Conclusion
A meteoric rise from struggling city-state to regional power occurred at Rome during the fifty years following 400 BC. The turn of the century had found Rome bound in an effective alliance with the smaller Latin poleis and the Hernician tribal state of the Trerus valley; a league that in the previous decades had allowed the Rome to drive-off and blunt the threat of the Osco-Sabellian invasions of Latium. Although wracked with ongoing political and economic crises, the city could when necessary find the compromises required to move the evolution of the republic forward: a flexibility born of the great need to show solidarity in a war-torn and anarchic neighbourhood. The Romans could therefore boast at 400 BC of a well-organized government and army, geared for conducting efficient and effective yearly military campaigns against an array of enemies. To fight these ongoing wars, the Roman state could draw on a large and ever-expanding population of citizen-soldiers; an abundance resulting from the city's strategic location astride major inland trade routes and a placement amidst some of the best agricultural land in Italy. The Romans of this time were inured to both the toil of farming and the hardship of war and these two pursuits engendered in them virtues and characteristics necessary for their prosecution: perseverance, practicality, courage, discipline, harshness. One need only read the traditions of Cincinnatus and Camillus, pulled from their farms to lead Rome's legions to victory, to understand those qualities and pursuits most revered and respected among the old Romans.
The ten years of the 390's witnessed two critical events in Roman history: the conquest of Veii in 396 BC and the Gallic sack of 390 BC. The former event marked a huge increase in Rome's size and power relative to its neighbours, while the latter was a horrific disaster that shook the city to its foundations and resulted in the end of the Latin-Hernician alliance. From 389 BC Rome was on its own in its neighbourhood. Even the conquest of new territory did not immediately solve long-standing crises of land-usage, debt and political power that had persisted for generations; instead the Gallic sack intensified them. Rome's answer to these problems was the same one Athens had made following the Persian sack: achieve security through conquest and expansion. Thus the Romans after 390 BC went on the offensive in all directions and against all its neighbours, even its former allies. While conducting these conquests, the city was also able to address in a significant way its internal problems, by the enactment the Licinio-Sextian laws. These laws included measure meant to alleviate the issues of land, debt (and debt-slavery) and political power-sharing between the patrician and plebian orders. The alleviation of these problems, the state was able to stabilize its internal affairs and hence concentrate better on its foreign policy.
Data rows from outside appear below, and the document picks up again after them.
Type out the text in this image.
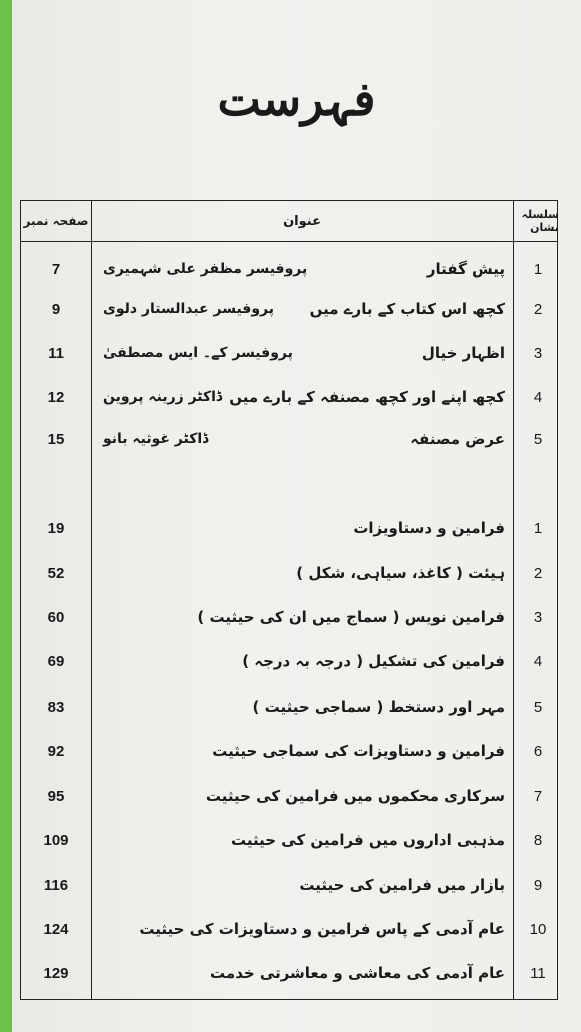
فہرست
سلسلہ نشان
عنوان
صفحہ نمبر
1
پیش گفتار
پروفیسر مظفر علی شہمیری
7
2
کچھ اس کتاب کے بارے میں
پروفیسر عبدالستار دلوی
9
3
اظہار خیال
پروفیسر کے۔ ایس مصطفیٰ
11
4
کچھ اپنے اور کچھ مصنفہ کے بارے میں
ڈاکٹر زرینہ پروین
12
5
عرض مصنفہ
ڈاکٹر غوثیہ بانو
15
1
فرامین و دستاویزات
19
2
ہیئت ( کاغذ، سیاہی، شکل )
52
3
فرامین نویس ( سماج میں ان کی حیثیت )
60
4
فرامین کی تشکیل ( درجہ بہ درجہ )
69
5
مہر اور دستخط ( سماجی حیثیت )
83
6
فرامین و دستاویزات کی سماجی حیثیت
92
7
سرکاری محکموں میں فرامین کی حیثیت
95
8
مذہبی اداروں میں فرامین کی حیثیت
109
9
بازار میں فرامین کی حیثیت
116
10
عام آدمی کے پاس فرامین و دستاویزات کی حیثیت
124
11
عام آدمی کی معاشی و معاشرتی خدمت
129
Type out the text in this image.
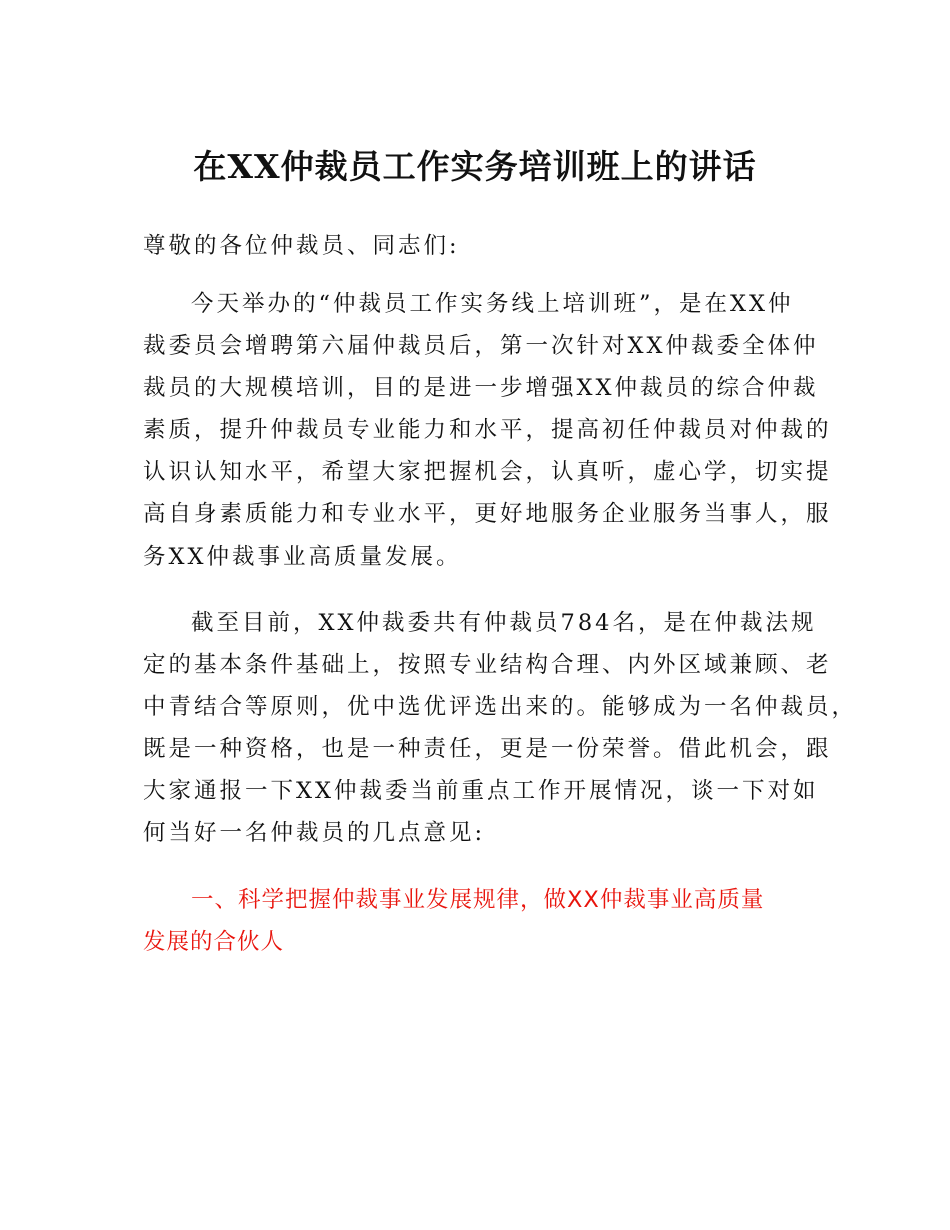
在XX仲裁员工作实务培训班上的讲话

尊敬的各位仲裁员、同志们:

今天举办的“仲裁员工作实务线上培训班”，是在XX仲

裁委员会增聘第六届仲裁员后，第一次针对XX仲裁委全体仲

裁员的大规模培训，目的是进一步增强XX仲裁员的综合仲裁

素质，提升仲裁员专业能力和水平，提高初任仲裁员对仲裁的

认识认知水平，希望大家把握机会，认真听，虚心学，切实提

高自身素质能力和专业水平，更好地服务企业服务当事人，服

务XX仲裁事业高质量发展。

截至目前，XX仲裁委共有仲裁员784名，是在仲裁法规

定的基本条件基础上，按照专业结构合理、内外区域兼顾、老

中青结合等原则，优中选优评选出来的。能够成为一名仲裁员，

既是一种资格，也是一种责任，更是一份荣誉。借此机会，跟

大家通报一下XX仲裁委当前重点工作开展情况，谈一下对如

何当好一名仲裁员的几点意见:

一、科学把握仲裁事业发展规律，做XX仲裁事业高质量

发展的合伙人
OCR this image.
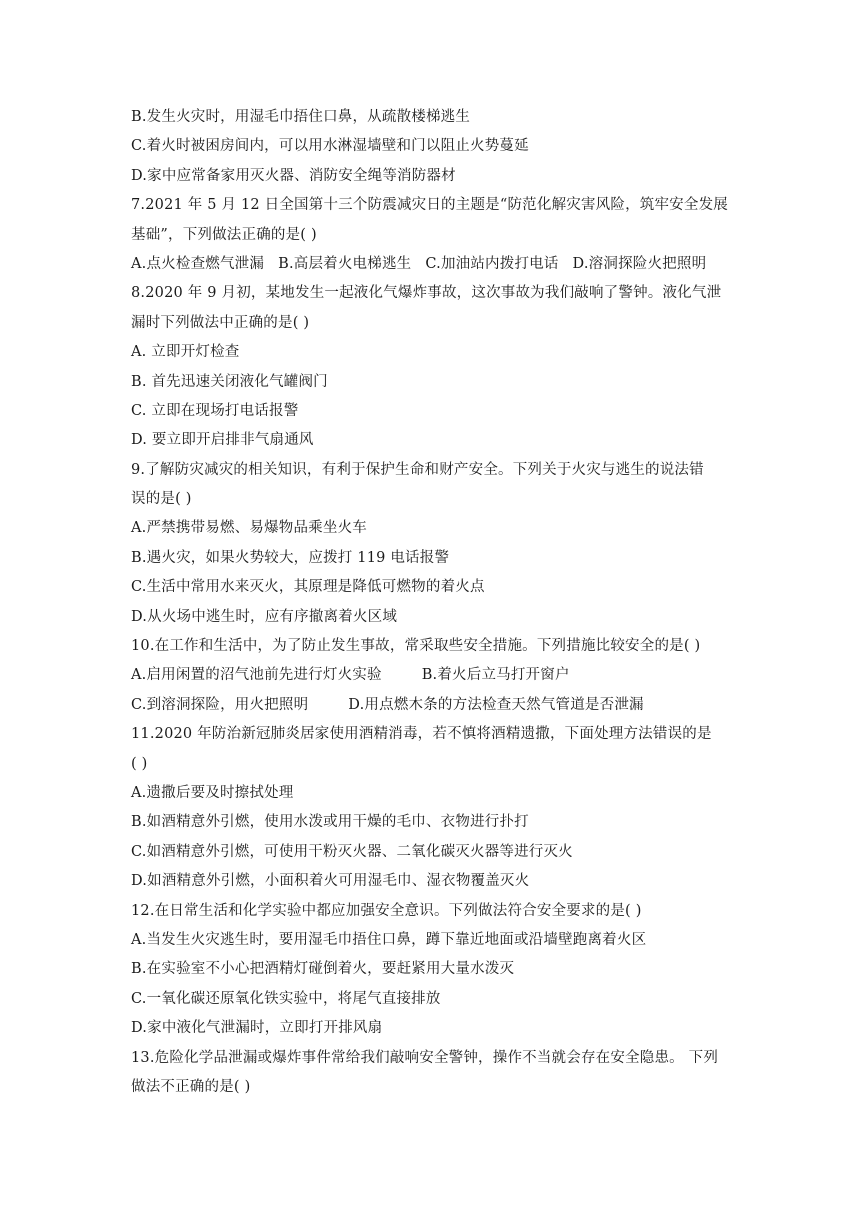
B.发生火灾时，用湿毛巾捂住口鼻，从疏散楼梯逃生
C.着火时被困房间内，可以用水淋湿墙壁和门以阻止火势蔓延
D.家中应常备家用灭火器、消防安全绳等消防器材
7.2021 年 5 月 12 日全国第十三个防震减灾日的主题是“防范化解灾害风险，筑牢安全发展
基础”，下列做法正确的是( )
A.点火检查燃气泄漏 B.高层着火电梯逃生 C.加油站内拨打电话 D.溶洞探险火把照明
8.2020 年 9 月初，某地发生一起液化气爆炸事故，这次事故为我们敲响了警钟。液化气泄
漏时下列做法中正确的是( )
A. 立即开灯检查
B. 首先迅速关闭液化气罐阀门
C. 立即在现场打电话报警
D. 要立即开启排非气扇通风
9.了解防灾减灾的相关知识，有利于保护生命和财产安全。下列关于火灾与逃生的说法错
误的是( )
A.严禁携带易燃、易爆物品乘坐火车
B.遇火灾，如果火势较大，应拨打 119 电话报警
C.生活中常用水来灭火，其原理是降低可燃物的着火点
D.从火场中逃生时，应有序撤离着火区域
10.在工作和生活中，为了防止发生事故，常采取些安全措施。下列措施比较安全的是( )
A.启用闲置的沼气池前先进行灯火实验	B.着火后立马打开窗户
C.到溶洞探险，用火把照明	D.用点燃木条的方法检查天然气管道是否泄漏
11.2020 年防治新冠肺炎居家使用酒精消毒，若不慎将酒精遗撒，下面处理方法错误的是
( )
A.遗撒后要及时擦拭处理
B.如酒精意外引燃，使用水泼或用干燥的毛巾、衣物进行扑打
C.如酒精意外引燃，可使用干粉灭火器、二氧化碳灭火器等进行灭火
D.如酒精意外引燃，小面积着火可用湿毛巾、湿衣物覆盖灭火
12.在日常生活和化学实验中都应加强安全意识。下列做法符合安全要求的是( )
A.当发生火灾逃生时，要用湿毛巾捂住口鼻，蹲下靠近地面或沿墙壁跑离着火区
B.在实验室不小心把酒精灯碰倒着火，要赶紧用大量水泼灭
C.一氧化碳还原氧化铁实验中，将尾气直接排放
D.家中液化气泄漏时，立即打开排风扇
13.危险化学品泄漏或爆炸事件常给我们敲响安全警钟，操作不当就会存在安全隐患。 下列
做法不正确的是( )
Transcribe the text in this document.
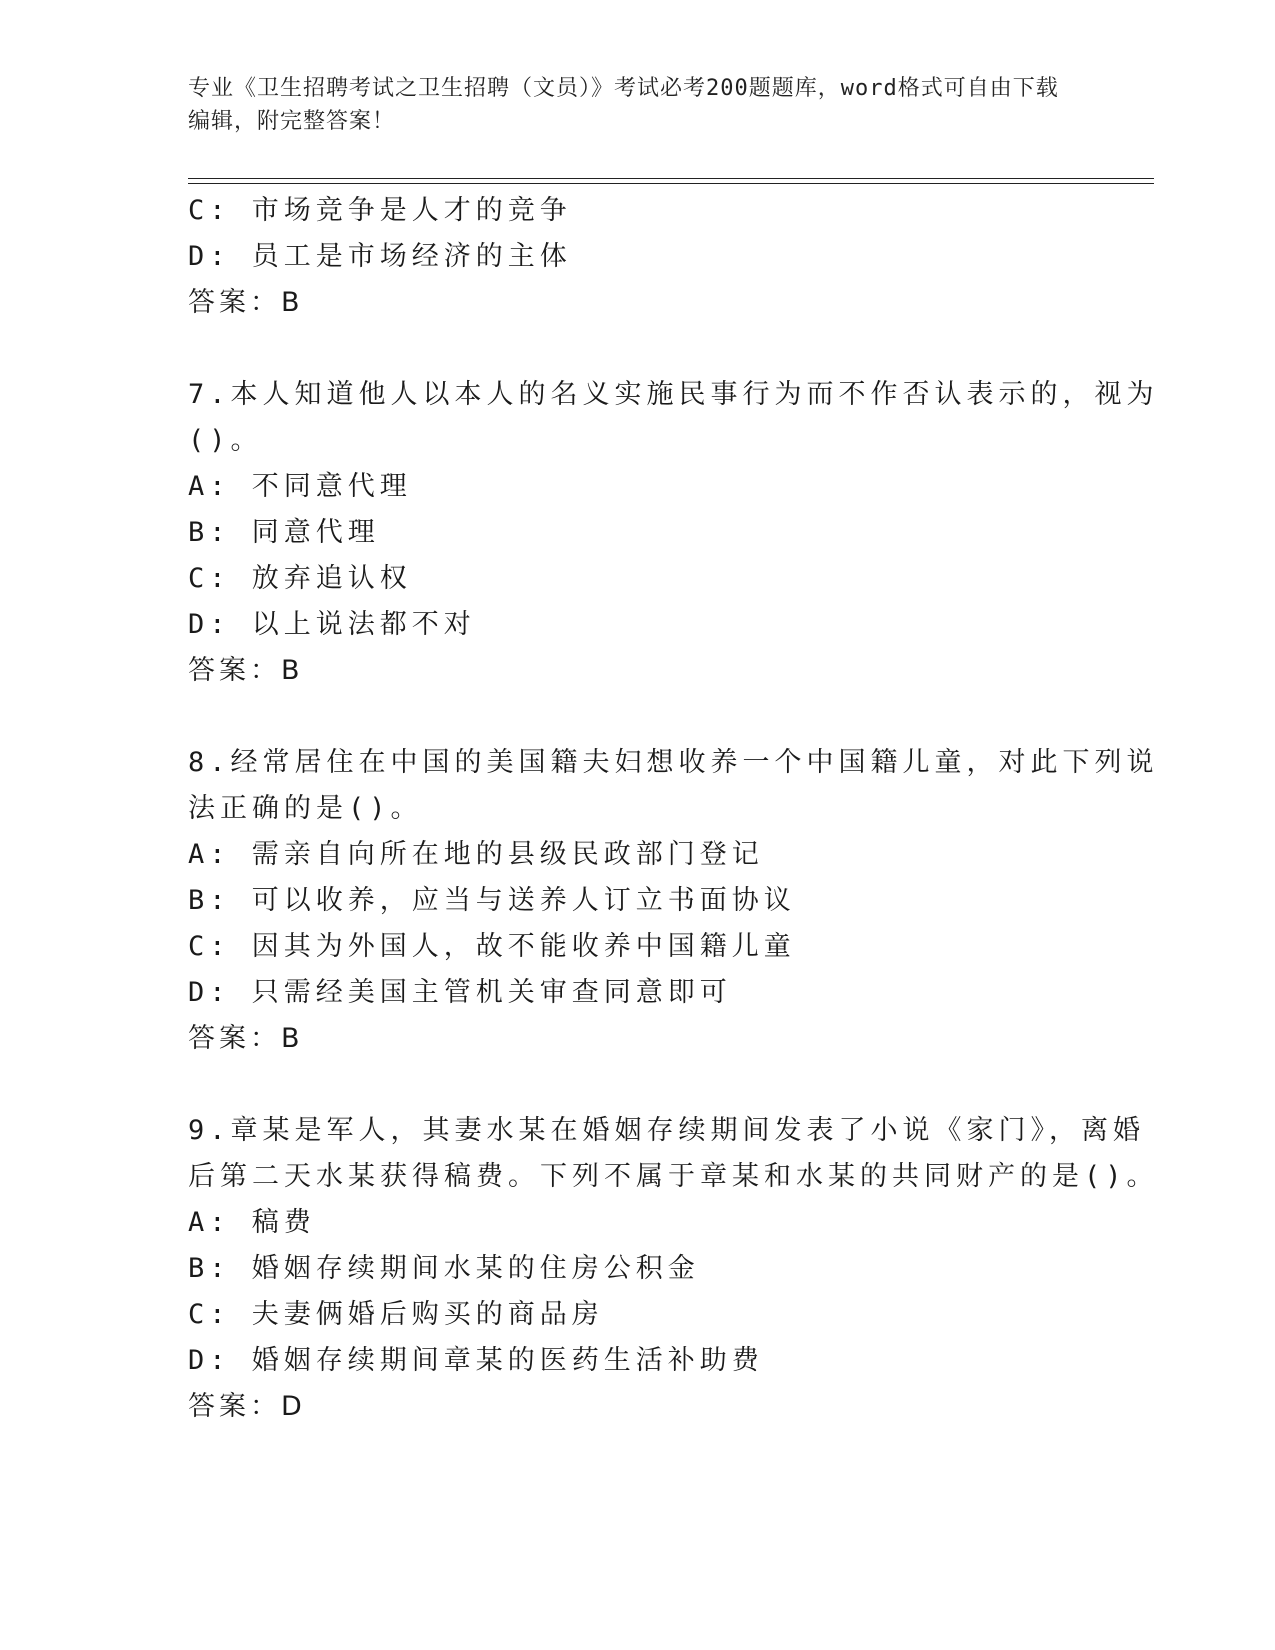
专业《卫生招聘考试之卫生招聘（文员）》考试必考200题题库，word格式可自由下载编辑，附完整答案！
C: 市场竞争是人才的竞争
D: 员工是市场经济的主体
答案：B
7.本人知道他人以本人的名义实施民事行为而不作否认表示的，视为
()。
A: 不同意代理
B: 同意代理
C: 放弃追认权
D: 以上说法都不对
答案：B
8.经常居住在中国的美国籍夫妇想收养一个中国籍儿童，对此下列说
法正确的是()。
A: 需亲自向所在地的县级民政部门登记
B: 可以收养，应当与送养人订立书面协议
C: 因其为外国人，故不能收养中国籍儿童
D: 只需经美国主管机关审查同意即可
答案：B
9.章某是军人，其妻水某在婚姻存续期间发表了小说《家门》，离婚
后第二天水某获得稿费。下列不属于章某和水某的共同财产的是()。
A: 稿费
B: 婚姻存续期间水某的住房公积金
C: 夫妻俩婚后购买的商品房
D: 婚姻存续期间章某的医药生活补助费
答案：D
The four decades from 390 BC are a testament to the rapidly increasing population and power of Rome. Every year, multiple legions were enrolled and sent off to fight, many times against several enemies at once. By 343 BC, the eve of the great war with Samnium for the mastery of Italy, the Romans had crushed and subdued all of their neighbouring enemies. The Aequi were gone, entirely erased from the record, the Volsci driven to toe-holds on the coast and at the southern corner of the Monti Lepini, the Latins and Hernici defeated and brought under Roman hegemony, the Etruscans pushed back to the far side of the Monti Cimini and the Faliscans violently evicted from much of their lands. Even the Gauls, who had burned Rome to the ground in 390 BC, were dealt stinging reverses when they attempted further inroads into Latium. Rome had now become the greatest power in Tyrrhenian Italy; its policies generating a virtuous cycle of conquest, economic expansion and added power. The city's final achievement was to organize its conquests into a functioning and governable web of sovereign lands, colonies and dependant allies. More struggles were indeed to come, but a measure of security not previously known had been built up and solid foundations for further success laid out.